Pour débuter cet entretien, peux-tu simplement me donner trois mots, pas forcément des adjectifs, qui te décrieraient ?

(il réfléchit). Faisons simple : Théâtre, Cinéma et Télé.

Plus jeune, tu as refusé une place au Conservatoire national. Qu’est-ce qui pousse un jeune acteur à refuser une telle opportunité ?

C’était il y a longtemps… Il y a 13 ans. A l’époque, j’avais déjà joué dans Roméo et Juliette monté par Irina Brook. Et au moment d'intégrer le Conservatoire, certaines choses ne m'ont pas plues : des méthodes de travail, mais aussi, certaines personnes. Je n'ai tout simplement pas eu envie d’arrêter de travailler pendant trois ans pour apprendre auprès de personnes dont la vision du théâtre n’était pas la mienne… Alors j’ai refusé et c’est là que j’ai commencé à mettre en scène. 

Parlons d'ailleurs d'Irina Brook et de Roméo et Juliette. Vous aviez notamment joué à Chaillot et les deux noms associés (Irina Brook/Chaillot) sont quand même une belle porte d’entrée au Théâtre Public. Aujourd’hui, tu as un nom dans le théâtre privé. Les hasards de la vie ?

Oui, les hasards de la vie… C’est aussi que nous avons joué pendant un an cette pièce et personne du théâtre public ne m’a proposé un rôle ou une audition, donc à partir de là…

Et quel souvenir gardes-tu de ton travail avec Irina Brook ?

Un super souvenir. C’est indéniablement elle qui m’a donné le goût de la mise en scène. Dans son travail, elle commence toujours une création par former une troupe. Durant la première partie du travail, on fait des jeux. On joue à la balle au prisonnier, on fait des impros, de la musique… Ensuite, on entre dans le texte véritablement. Elle prend des gens très différents, des acteurs, des danseurs, français ou non. Elle prend des individualités et forme une troupe hyper hétéroclite. A ce niveau-là, elle fonctionne complètement comme Peter Brook (son père, ndlr). Et elle est très ouverte aux diverses propositions des acteurs, rien n'est figé. Moi, je sortais du lycée, on m’avait appris qu’il y avait un texte, qu’il fallait le dire devant un public et parler fort. Tout à coup, j’ai découvert que tout était possible. Que si tu avais envie de prendre une guitare à la place d’une scène, c’était ok. Pour moi ça a été la découverte d’une certaine forme de mise en scène : s’emparer d’un texte, le tordre, le transformer et en faire ce qu’on veut.

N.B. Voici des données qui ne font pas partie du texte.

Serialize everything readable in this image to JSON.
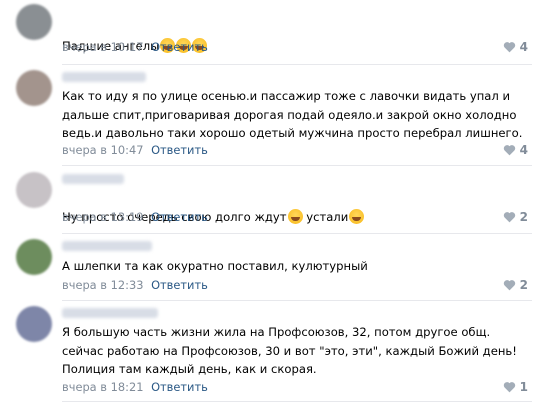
{
  "comments": [
    {
      "text": "Падшие ангелы",
      "emojis": [
        "rolling-laughing-emoji",
        "rolling-laughing-emoji",
        "rolling-laughing-emoji"
      ],
      "time": "вчера в 10:17",
      "reply": "Ответить",
      "likes": "4",
      "avatar_color": "#8a8f93"
    },
    {
      "text": "Как то иду я по улице осенью.и пассажир тоже с лавочки видать упал и дальше спит,приговаривая дорогая подай одеяло.и закрой окно холодно ведь.и давольно таки хорошо одетый мужчина просто перебрал лишнего.",
      "time": "вчера в 10:47",
      "reply": "Ответить",
      "likes": "4",
      "avatar_color": "#a3948d"
    },
    {
      "text": "Ну просто очередь свою долго ждут",
      "text_mid": "устали",
      "emojis": [
        "grinning-sweat-emoji",
        "winking-tongue-emoji"
      ],
      "time": "вчера в 13:19",
      "reply": "Ответить",
      "likes": "2",
      "avatar_color": "#c7c2c6"
    },
    {
      "text": "А шлепки та как окуратно поставил, кулютурный",
      "time": "вчера в 12:33",
      "reply": "Ответить",
      "likes": "2",
      "avatar_color": "#6d8d5e"
    },
    {
      "text": "Я большую часть жизни жила на Профсоюзов, 32, потом другое общ. сейчас работаю на Профсоюзов, 30 и вот \"это, эти\", каждый Божий день! Полиция там каждый день, как и скорая.",
      "time": "вчера в 18:21",
      "reply": "Ответить",
      "likes": "1",
      "avatar_color": "#7e86a8"
    }
  ],
  "colors": {
    "link": "#2a5885",
    "meta": "#818c99",
    "divider": "#e7e8ec"
  }
}
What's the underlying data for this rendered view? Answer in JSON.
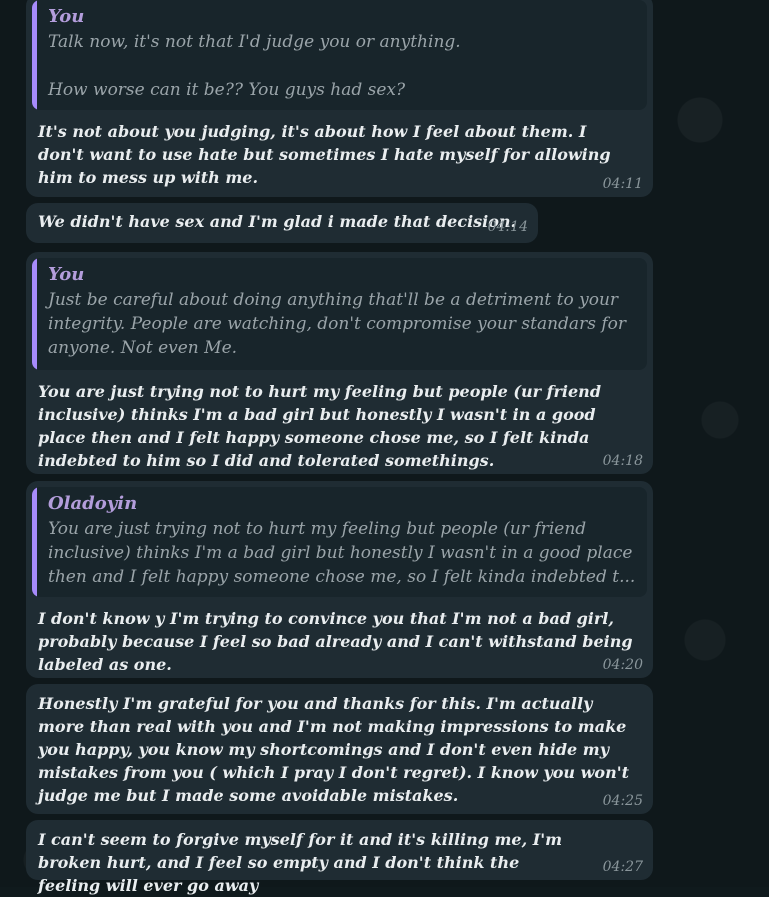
{
  "messages": [
    {
      "quote_author": "You",
      "quote_text": "Talk now, it's not that I'd judge you or anything.\n\nHow worse can it be?? You guys had sex?",
      "text": "It's not about you judging, it's about how I feel about them. I don't want to use hate but sometimes I hate myself for allowing him to mess up with me.",
      "time": "04:11"
    },
    {
      "text": "We didn't have sex and I'm glad i made that decision.",
      "time": "04:14"
    },
    {
      "quote_author": "You",
      "quote_text": "Just be careful about doing anything that'll be a detriment to your integrity. People are watching, don't compromise your standars for anyone. Not even Me.",
      "text": "You are just trying not to hurt my feeling but people (ur friend inclusive) thinks I'm a bad girl but honestly I wasn't in a good place then and I felt happy someone chose me, so I felt kinda indebted to him so I did and tolerated somethings.",
      "time": "04:18"
    },
    {
      "quote_author": "Oladoyin",
      "quote_text": "You are just trying not to hurt my feeling but people (ur friend inclusive) thinks I'm a bad girl but honestly I wasn't in a good place then and I felt happy someone chose me, so I felt kinda indebted t...",
      "text": "I don't know y I'm trying to convince you that I'm not a bad girl, probably because I feel so bad already and I can't withstand being labeled as one.",
      "time": "04:20"
    },
    {
      "text": "Honestly I'm grateful for you and thanks for this. I'm actually more than real with you and I'm not making impressions to make you happy, you know my shortcomings and I don't even hide my\n mistakes from you ( which I pray I don't regret). I know you won't judge me but I made some avoidable mistakes.",
      "time": "04:25"
    },
    {
      "text": "I can't seem to forgive myself for it and it's killing me, I'm broken  hurt, and I feel so empty and I don't think the feeling will ever go away",
      "time": "04:27"
    }
  ]
}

Peu de temps après, tu as monté une pièce qui s’appelait R&J, une adaptation libre de Roméo et Juliette. Est-ce que c’était en quelque sorte ta réponse à ton travail précédent avec Irina Brook ?

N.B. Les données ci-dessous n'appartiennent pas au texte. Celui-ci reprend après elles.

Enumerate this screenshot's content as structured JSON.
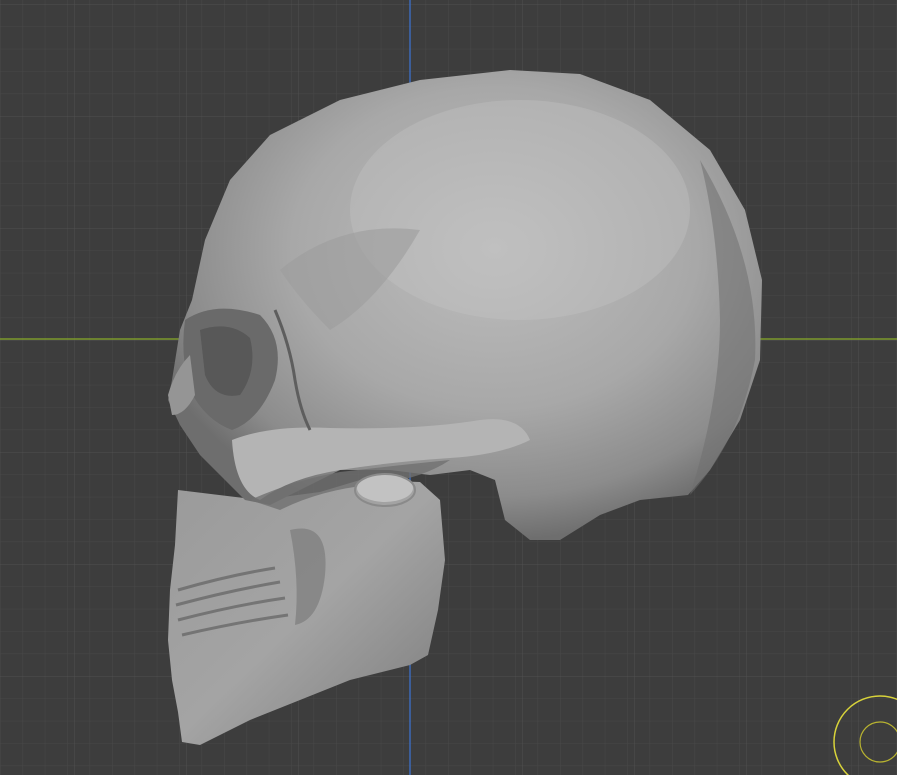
{
  "viewport": {
    "mode": "sculpt",
    "background": "#3d3d3d",
    "grid_minor_color": "#474747",
    "grid_major_color": "#505050",
    "x_axis_color": "#7d9a2c",
    "y_axis_color": "#3d6ab8",
    "model": {
      "name": "skull",
      "view": "side",
      "base_color": "#a9a9a9"
    },
    "gizmo": {
      "name": "brush-cursor",
      "color": "#d8d33a"
    }
  }
}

Non pas vraiment. La réalité c’est que avant cela, j’avais monté Le Mariage de Figaro par amour du texte. J’avais envie de monter cette pièce en particulier et j’ai adoré ça. J’ai adoré être chef d’équipe, le fait de gérer les acteurs et d’amener une vision. Et comme mon travail a plu au public, j’ai continué. J'ai monté Une mégère à peu près apprivoisée et une pièce contemporaine, qui m’a appris que je n’avais pas forcément envie de travailler sur des auteurs vivants autres que moi-même. R&J est venu après. On voulait le monter à trois acteurs, et on s’est demandé quelle était la pièce la plus connue du monde qu’on pourrait monter à trois acteurs. Roméo et Juliette tombait sous le sens. Vu que je connaissais déjà bien la pièce, j’ai rapidement su ce que je voulais en faire, ce que je pouvais couper, etc. Finalement, je me suis assez vite détaché de l’héritage Irina tout en étant empreint de comment j’avais travaillé avec elle. C'était devenu ma marque de fabrique : prendre un classique et le revisiter. A tel point que je ne croyais pas vraiment au théâtre contemporain. J’étais persuadé que les auteurs classiques avaient déjà tout écrit. Puis j’ai découvert Wajdi Mouawad. J’ai découvert qu’on pouvait, aujourd’hui, faire quelque chose de Shakespearien, qui peut raconter une histoire très forte en dépassant les époques tout en étant ancré dans le réel. 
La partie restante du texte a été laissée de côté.